Because of a typographical error in Tuesday's Washington Post, it was incorrectly stated that the manuals concerning the KHll spy satellite were printed in 1967. They were printed in 1876.

The spy trial of former Central Intelligence Agency officer William Kampiles opened here yesterday with the government's acknowledgement that at least 13 other copies of the secret handbook on spy satellites he allegedly sold the Soviet Union are missing.

The Justice Department also admitted in pretrial documents filed yesterday morning that it had not made an inventory of the outstanding copies of the manual until after Kampiles arrest here in mid-August.

Appearing calm in court and casually dressed in a youthfully tailored sports jacket, Kampiles, 23, stands accused of espionage assertedly for handing the Soviets one of the CIA's numbered copies of a top secret manual describing the capabilities of the sophistcated KH11 spy satellite.

According to the government, Kampiles, a former CIA watch officer, did "injury" to the United States by delivering the manual to a Soviet agent named Michael for $3,000 during a trip last winter to Athens, Greece.

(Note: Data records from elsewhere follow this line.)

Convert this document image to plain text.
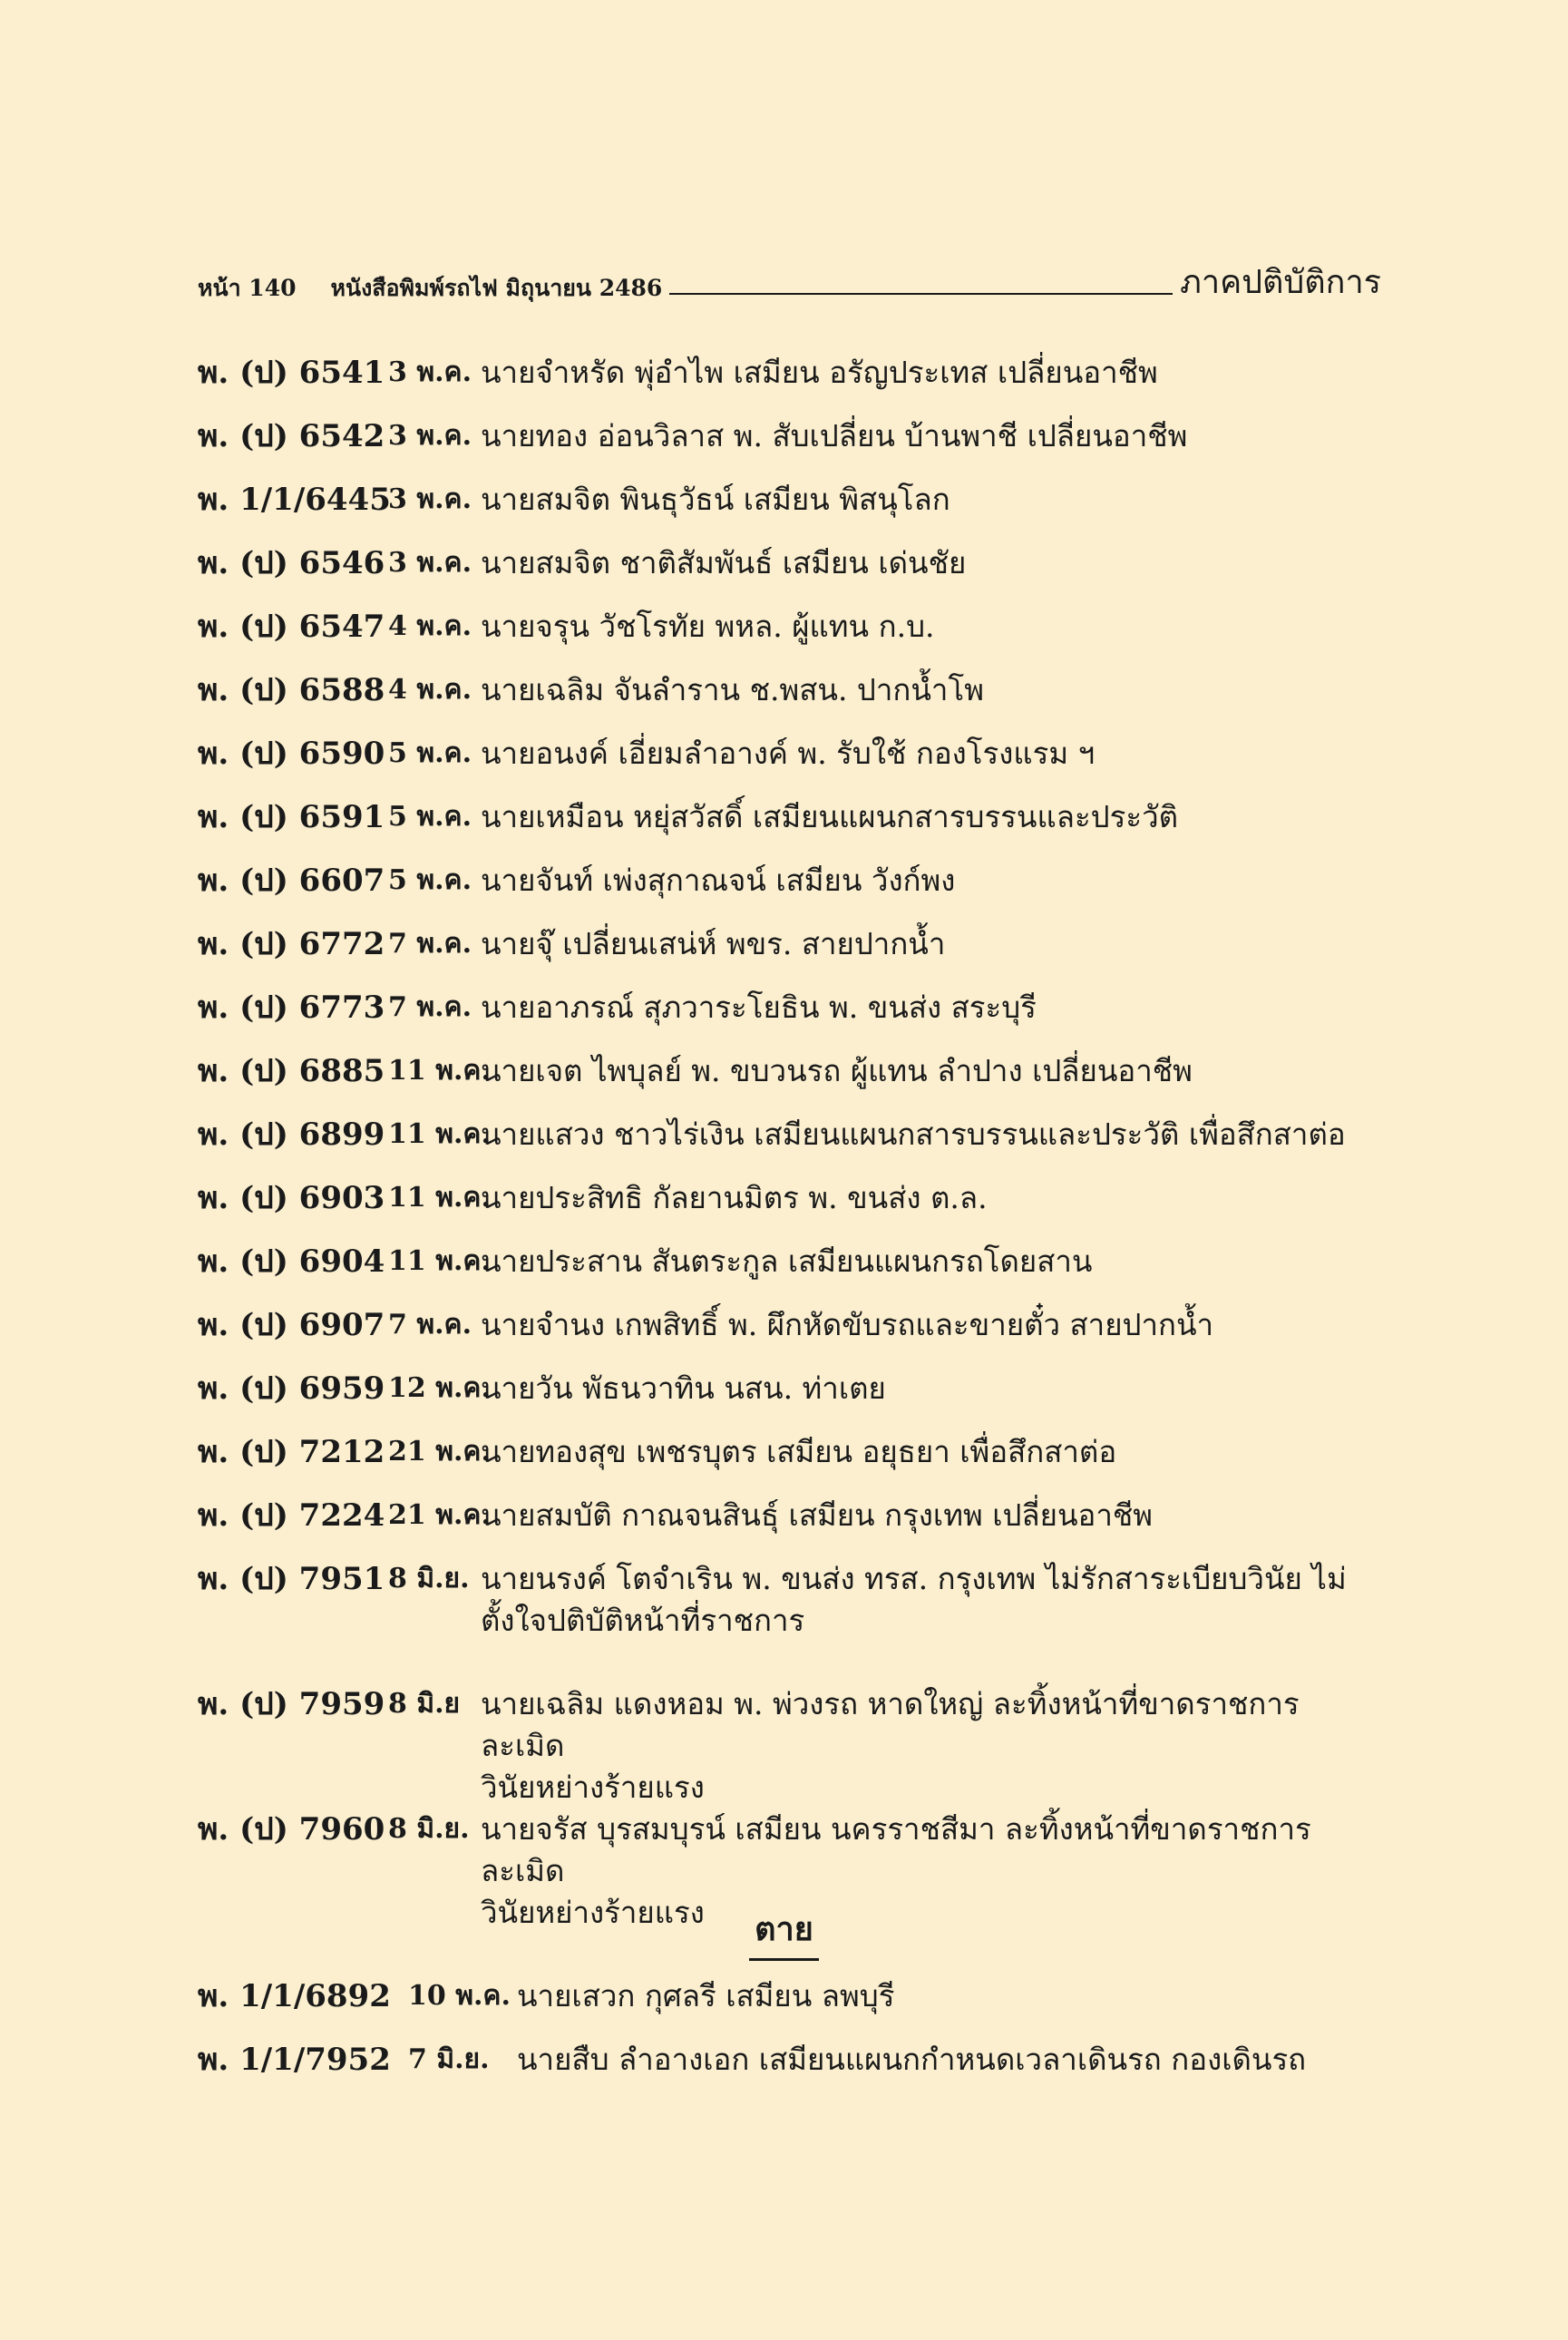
หน้า 140 หนังสือพิมพ์รถไฟ มิถุนายน 2486	ภาคปติบัติการ
พ. (ป) 6541 3 พ.ค. นายจำหรัด พุ่อำไพ เสมียน อรัญประเทส เปลี่ยนอาชีพ
พ. (ป) 6542 3 พ.ค. นายทอง อ่อนวิลาส พ. สับเปลี่ยน บ้านพาชี เปลี่ยนอาชีพ
พ. 1/1/6445
3 พ.ค. นายสมจิต พินธุวัธน์ เสมียน พิสนุโลก
พ. (ป) 6546 3 พ.ค. นายสมจิต ชาติสัมพันธ์ เสมียน เด่นชัย
พ. (ป) 6547 4 พ.ค. นายจรุน วัชโรทัย พหล. ผู้แทน ก.บ.
พ. (ป) 6588 4 พ.ค. นายเฉลิม จันลำราน ช.พสน. ปากน้ำโพ
พ. (ป) 6590 5 พ.ค. นายอนงค์ เอี่ยมลำอางค์ พ. รับใช้ กองโรงแรม ฯ
พ. (ป) 6591 5 พ.ค. นายเหมือน หยุ่สวัสดิ์ เสมียนแผนกสารบรรนและประวัติ
พ. (ป) 6607 5 พ.ค. นายจันท์ เพ่งสุกาณจน์ เสมียน วังก์พง
พ. (ป) 6772 7 พ.ค. นายจุ๊ เปลี่ยนเสน่ห์ พขร. สายปากน้ำ
พ. (ป) 6773 7 พ.ค. นายอาภรณ์ สุภวาระโยธิน พ. ขนส่ง สระบุรี
พ. (ป) 6885 11 พ.ค.
นายเจต ไพบุลย์ พ. ขบวนรถ ผู้แทน ลำปาง เปลี่ยนอาชีพ
พ. (ป) 6899 11 พ.ค.
นายแสวง ชาวไร่เงิน เสมียนแผนกสารบรรนและประวัติ เพื่อสึกสาต่อ
พ. (ป) 6903 11 พ.ค.
นายประสิทธิ กัลยานมิตร พ. ขนส่ง ต.ล.
พ. (ป) 6904 11 พ.ค.
นายประสาน สันตระกูล เสมียนแผนกรถโดยสาน
พ. (ป) 6907 7 พ.ค. นายจำนง เกพสิทธิ์ พ. ผึกหัดขับรถและขายตั๋ว สายปากน้ำ
พ. (ป) 6959 12 พ.ค.
นายวัน พัธนวาทิน นสน. ท่าเตย
พ. (ป) 7212 21 พ.ค.
นายทองสุข เพชรบุตร เสมียน อยุธยา เพื่อสึกสาต่อ
พ. (ป) 7224 21 พ.ค.
นายสมบัติ กาณจนสินธุ์ เสมียน กรุงเทพ เปลี่ยนอาชีพ
พ. (ป) 7951 8 มิ.ย. นายนรงค์ โตจำเริน พ. ขนส่ง ทรส. กรุงเทพ ไม่รักสาระเบียบวินัย ไม่
ตั้งใจปติบัติหน้าที่ราชการ
พ. (ป) 7959 8 มิ.ย นายเฉลิม แดงหอม พ. พ่วงรถ หาดใหญ่ ละทิ้งหน้าที่ขาดราชการ ละเมิด
วินัยหย่างร้ายแรง
พ. (ป) 7960 8 มิ.ย. นายจรัส บุรสมบุรน์ เสมียน นครราชสีมา ละทิ้งหน้าที่ขาดราชการ ละเมิด
วินัยหย่างร้ายแรง	ตาย
พ. 1/1/6892 10 พ.ค. นายเสวก กุศลรี เสมียน ลพบุรี
พ. 1/1/7952 7 มิ.ย. นายสืบ ลำอางเอก เสมียนแผนกกำหนดเวลาเดินรถ กองเดินรถ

U.S. District Judge Phil McNagny began the trial at the federal court-house here with quick questioning of more than 40 prospective jurors. A panel of eight women and four men - backed up by three alternates - was chosen by mid-afternoon.

Kampiles' chief defense counsel, Michael D. Monico, told reporters that the government had just informed them 13 copies of the KH11 manual "cannot be accounted for at this time."

One of the themes of Kampiles' defense has been to suggest that he may have been a setup for some unknown master spy or "mole" in a key position at the CIA or another strategically placed government agency. U.S. attorney David T. Ready has insisted in pretrial pleading that the government has no information "regarding the possibility that the Soviet Union gained its knowledge of the KH11 satellite from a source other than the defendant."

Ready admitted that "other suspects were developed in this investigation" but he said that the investigation of those suspects proved fruitless. He refused to give the defense any further information concerning that aspect of the investigation on grounds of privacy and potential compromise of "sensitive national security information."